The club, based in Yamhill, has a membership of about 70 people from Oregon and Southwest Washington, she said. That’s up from a low of 25.
Many of the newcomers are interested in sustainable farming, she said.
“In the old days, you didn’t have a tractor or couldn’t afford one. They used horses because they had to,” Van Dyke said. “A lot of these farms, they’re an organic or sustainable farm, but they’re using horses as a way to treat the land a little bit nicer. You go in and work your ground with a tractor, the earth is getting torn up by tires, you’re sliding in mud, ripping topsoil. Whereas with horses, they’re a lot softer on the earth, not ripping things up — plus they’re providing their own fertilizer as they go.”

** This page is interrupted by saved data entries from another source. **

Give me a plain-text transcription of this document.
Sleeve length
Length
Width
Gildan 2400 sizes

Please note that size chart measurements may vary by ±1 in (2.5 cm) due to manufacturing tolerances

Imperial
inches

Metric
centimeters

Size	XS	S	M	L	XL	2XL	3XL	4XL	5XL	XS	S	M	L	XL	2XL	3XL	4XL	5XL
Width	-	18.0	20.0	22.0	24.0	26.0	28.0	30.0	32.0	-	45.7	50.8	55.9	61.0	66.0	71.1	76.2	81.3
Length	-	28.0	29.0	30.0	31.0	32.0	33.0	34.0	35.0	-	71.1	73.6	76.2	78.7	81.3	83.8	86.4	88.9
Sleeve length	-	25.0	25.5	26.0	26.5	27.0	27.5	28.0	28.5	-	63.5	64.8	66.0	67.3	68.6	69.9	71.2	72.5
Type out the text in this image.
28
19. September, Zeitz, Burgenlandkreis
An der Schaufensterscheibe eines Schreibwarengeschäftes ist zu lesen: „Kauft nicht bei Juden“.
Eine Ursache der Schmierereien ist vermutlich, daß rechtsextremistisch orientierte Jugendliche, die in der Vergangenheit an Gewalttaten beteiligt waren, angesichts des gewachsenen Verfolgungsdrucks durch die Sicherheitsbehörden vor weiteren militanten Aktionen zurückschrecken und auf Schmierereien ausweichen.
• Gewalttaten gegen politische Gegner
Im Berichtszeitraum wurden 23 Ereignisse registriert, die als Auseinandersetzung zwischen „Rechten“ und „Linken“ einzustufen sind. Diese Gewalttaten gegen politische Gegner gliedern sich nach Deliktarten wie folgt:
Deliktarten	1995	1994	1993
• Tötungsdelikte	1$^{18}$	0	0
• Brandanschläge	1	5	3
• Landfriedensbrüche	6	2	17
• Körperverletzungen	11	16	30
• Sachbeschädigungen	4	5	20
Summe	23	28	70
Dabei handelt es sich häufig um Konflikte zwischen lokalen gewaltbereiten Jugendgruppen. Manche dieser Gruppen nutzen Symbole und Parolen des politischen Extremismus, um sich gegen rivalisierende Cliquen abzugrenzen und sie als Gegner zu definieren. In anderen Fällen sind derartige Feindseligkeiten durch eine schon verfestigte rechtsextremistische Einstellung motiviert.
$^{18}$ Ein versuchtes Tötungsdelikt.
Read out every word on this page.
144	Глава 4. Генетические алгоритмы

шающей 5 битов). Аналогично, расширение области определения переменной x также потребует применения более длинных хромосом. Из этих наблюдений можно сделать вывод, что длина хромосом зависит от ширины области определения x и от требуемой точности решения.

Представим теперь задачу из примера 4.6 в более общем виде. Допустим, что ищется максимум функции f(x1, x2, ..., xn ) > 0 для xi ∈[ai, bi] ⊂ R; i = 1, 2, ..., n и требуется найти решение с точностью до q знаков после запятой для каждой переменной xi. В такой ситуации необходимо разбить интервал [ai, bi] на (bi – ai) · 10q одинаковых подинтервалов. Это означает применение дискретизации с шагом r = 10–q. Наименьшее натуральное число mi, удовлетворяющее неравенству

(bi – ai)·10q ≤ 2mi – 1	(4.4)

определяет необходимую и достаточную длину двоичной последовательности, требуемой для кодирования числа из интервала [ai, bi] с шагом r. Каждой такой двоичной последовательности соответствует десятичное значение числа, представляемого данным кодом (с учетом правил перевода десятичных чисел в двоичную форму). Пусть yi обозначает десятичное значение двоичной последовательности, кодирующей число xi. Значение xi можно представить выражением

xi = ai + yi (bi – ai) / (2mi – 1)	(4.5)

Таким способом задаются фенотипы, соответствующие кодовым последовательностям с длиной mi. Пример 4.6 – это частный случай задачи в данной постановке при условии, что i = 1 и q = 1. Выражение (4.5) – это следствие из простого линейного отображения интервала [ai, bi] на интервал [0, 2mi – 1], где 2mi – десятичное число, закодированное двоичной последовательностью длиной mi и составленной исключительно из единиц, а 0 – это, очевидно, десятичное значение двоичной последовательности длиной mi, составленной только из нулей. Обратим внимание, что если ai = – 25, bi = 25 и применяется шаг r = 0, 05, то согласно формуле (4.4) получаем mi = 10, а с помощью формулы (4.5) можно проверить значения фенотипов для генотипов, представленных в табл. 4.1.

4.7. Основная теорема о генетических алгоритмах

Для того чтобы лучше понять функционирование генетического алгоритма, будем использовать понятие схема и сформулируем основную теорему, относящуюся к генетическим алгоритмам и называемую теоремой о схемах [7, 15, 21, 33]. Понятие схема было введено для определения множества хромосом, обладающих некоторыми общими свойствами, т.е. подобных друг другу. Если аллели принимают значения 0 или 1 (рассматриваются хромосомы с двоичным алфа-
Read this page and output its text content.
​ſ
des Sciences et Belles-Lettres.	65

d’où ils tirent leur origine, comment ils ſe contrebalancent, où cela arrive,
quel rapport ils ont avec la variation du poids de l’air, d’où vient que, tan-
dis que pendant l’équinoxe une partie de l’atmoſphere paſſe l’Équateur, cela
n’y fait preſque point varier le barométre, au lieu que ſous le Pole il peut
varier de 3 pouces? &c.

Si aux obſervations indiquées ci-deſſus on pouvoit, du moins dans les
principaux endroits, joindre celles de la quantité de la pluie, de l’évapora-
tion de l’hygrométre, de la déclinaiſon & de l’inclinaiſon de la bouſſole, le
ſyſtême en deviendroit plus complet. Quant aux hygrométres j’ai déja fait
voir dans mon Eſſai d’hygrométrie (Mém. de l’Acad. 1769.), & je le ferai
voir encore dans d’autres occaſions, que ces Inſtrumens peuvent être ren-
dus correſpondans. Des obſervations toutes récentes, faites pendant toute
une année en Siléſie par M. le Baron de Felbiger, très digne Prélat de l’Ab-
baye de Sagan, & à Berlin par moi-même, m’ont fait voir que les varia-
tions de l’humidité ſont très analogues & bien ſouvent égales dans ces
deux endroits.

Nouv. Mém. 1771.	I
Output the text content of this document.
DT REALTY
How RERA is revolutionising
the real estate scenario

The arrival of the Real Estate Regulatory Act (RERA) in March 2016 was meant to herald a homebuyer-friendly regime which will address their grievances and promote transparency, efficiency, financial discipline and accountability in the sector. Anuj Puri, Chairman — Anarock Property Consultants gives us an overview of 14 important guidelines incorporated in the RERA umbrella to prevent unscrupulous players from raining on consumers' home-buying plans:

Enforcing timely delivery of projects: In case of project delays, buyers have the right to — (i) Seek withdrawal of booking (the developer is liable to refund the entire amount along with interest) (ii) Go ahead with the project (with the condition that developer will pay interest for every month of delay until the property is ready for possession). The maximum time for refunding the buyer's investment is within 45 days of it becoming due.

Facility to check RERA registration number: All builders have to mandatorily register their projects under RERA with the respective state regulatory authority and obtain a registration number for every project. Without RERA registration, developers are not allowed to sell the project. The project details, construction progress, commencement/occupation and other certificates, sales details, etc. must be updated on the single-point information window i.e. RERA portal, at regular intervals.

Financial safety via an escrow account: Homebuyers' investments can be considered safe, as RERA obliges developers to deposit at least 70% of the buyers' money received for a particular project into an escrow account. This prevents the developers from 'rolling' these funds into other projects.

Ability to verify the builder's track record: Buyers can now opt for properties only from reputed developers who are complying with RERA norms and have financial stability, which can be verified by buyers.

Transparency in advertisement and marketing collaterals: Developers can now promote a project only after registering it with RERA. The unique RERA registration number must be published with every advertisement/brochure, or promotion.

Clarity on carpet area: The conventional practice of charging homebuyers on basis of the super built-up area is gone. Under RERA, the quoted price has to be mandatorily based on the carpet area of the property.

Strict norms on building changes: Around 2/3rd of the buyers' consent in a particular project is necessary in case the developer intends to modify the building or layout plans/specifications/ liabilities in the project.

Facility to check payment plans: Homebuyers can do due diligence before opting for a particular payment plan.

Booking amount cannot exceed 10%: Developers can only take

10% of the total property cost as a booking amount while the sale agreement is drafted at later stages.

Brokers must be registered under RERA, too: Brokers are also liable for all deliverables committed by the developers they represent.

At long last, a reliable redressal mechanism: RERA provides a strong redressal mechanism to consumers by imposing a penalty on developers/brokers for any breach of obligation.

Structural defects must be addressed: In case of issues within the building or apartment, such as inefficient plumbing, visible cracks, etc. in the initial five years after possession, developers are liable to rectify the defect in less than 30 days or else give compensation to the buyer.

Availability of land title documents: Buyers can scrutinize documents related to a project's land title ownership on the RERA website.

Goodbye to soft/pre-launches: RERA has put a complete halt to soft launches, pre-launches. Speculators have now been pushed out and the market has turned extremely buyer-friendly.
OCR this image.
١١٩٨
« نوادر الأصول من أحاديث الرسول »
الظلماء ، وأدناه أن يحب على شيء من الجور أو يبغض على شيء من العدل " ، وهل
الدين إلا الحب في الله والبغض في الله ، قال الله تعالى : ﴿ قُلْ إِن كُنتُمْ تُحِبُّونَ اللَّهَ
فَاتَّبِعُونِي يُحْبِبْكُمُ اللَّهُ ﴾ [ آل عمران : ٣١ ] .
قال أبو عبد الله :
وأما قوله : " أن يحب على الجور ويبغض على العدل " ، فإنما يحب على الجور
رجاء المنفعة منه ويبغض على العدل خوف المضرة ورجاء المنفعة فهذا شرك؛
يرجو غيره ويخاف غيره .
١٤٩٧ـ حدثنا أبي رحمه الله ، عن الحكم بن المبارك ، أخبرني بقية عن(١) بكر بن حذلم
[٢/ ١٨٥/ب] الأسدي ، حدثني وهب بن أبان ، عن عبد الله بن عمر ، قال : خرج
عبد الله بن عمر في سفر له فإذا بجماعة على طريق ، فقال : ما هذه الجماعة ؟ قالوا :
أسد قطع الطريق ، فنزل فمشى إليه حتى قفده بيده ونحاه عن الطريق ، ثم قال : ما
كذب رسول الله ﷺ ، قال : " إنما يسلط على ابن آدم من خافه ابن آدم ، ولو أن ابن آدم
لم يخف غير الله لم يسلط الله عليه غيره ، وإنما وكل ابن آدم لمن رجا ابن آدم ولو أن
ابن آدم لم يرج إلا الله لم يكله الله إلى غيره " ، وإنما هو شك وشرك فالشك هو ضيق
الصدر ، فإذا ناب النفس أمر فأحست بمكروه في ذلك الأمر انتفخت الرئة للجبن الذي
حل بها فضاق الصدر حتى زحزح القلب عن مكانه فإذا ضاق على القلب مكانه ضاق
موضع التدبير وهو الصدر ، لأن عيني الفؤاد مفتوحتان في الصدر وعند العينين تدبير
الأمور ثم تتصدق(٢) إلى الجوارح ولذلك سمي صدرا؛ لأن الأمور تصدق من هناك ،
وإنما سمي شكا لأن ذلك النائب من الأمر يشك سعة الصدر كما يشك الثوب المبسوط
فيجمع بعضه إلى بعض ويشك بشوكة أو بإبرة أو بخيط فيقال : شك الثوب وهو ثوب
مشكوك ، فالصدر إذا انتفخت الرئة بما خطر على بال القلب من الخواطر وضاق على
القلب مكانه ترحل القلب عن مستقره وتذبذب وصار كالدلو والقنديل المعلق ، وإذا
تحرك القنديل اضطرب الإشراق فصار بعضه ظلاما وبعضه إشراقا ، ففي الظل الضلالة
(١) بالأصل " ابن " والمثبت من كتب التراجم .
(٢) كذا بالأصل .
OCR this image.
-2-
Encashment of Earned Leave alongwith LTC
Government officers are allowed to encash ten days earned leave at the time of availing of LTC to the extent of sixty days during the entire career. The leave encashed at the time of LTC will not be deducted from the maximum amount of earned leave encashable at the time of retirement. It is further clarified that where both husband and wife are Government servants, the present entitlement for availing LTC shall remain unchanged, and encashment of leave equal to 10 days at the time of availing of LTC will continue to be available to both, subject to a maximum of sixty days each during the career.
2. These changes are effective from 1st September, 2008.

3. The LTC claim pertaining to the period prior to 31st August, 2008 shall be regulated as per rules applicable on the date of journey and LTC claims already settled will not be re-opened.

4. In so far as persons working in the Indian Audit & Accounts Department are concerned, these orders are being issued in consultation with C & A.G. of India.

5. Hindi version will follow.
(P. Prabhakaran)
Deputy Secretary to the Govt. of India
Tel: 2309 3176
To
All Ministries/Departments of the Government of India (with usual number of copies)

After a few years, the Swanseys said they hope to open their farm to tours and take on interns and apprentices in draft horse plowing.
“It’s a dying craft, and an important one,” Caroline said.
Putting down roots
In the meantime, the Swanseys are still trying to make it all work.
It’s just their second season, and with Isaiah on board, it’s tough for Caroline to get too much work done. They’re looking forward to visits from family members who will help around harvest.
They’re also applying –and getting — various grants for organic growing methods, including an equipment grant from the U.S. Natural Resource Conservation Service to build a greenhouse-type frame to extend their growing season.
They also take their dedication to permaculture seriously. Their chickens, for example, provide eggs, meat, pest control and manure for fertilizer. They’ve put in nesting boxes for kestrel falcons, to keep field mice down.
Bud and Charlie, along with a third horse, Lucy, also fit into their permaculture plans, providing their own fertilizer as they till.
It’s not just their ecological benefits that make Dan glad they were able to return their rented tractor after just one spring’s worth of tilling.
“They are so calm and so gentle, it’s awesome working with them,” he said.
The Swanseys, who also live in a farmhouse on their land, plan to have Caroline’s parents move in with them after a few years. They can’t wait to have Isaiah grow up and help them work the land.
“We really feel like this is where we want to grow old,” Caroline said. “We’re setting our roots and don’t mind investing.”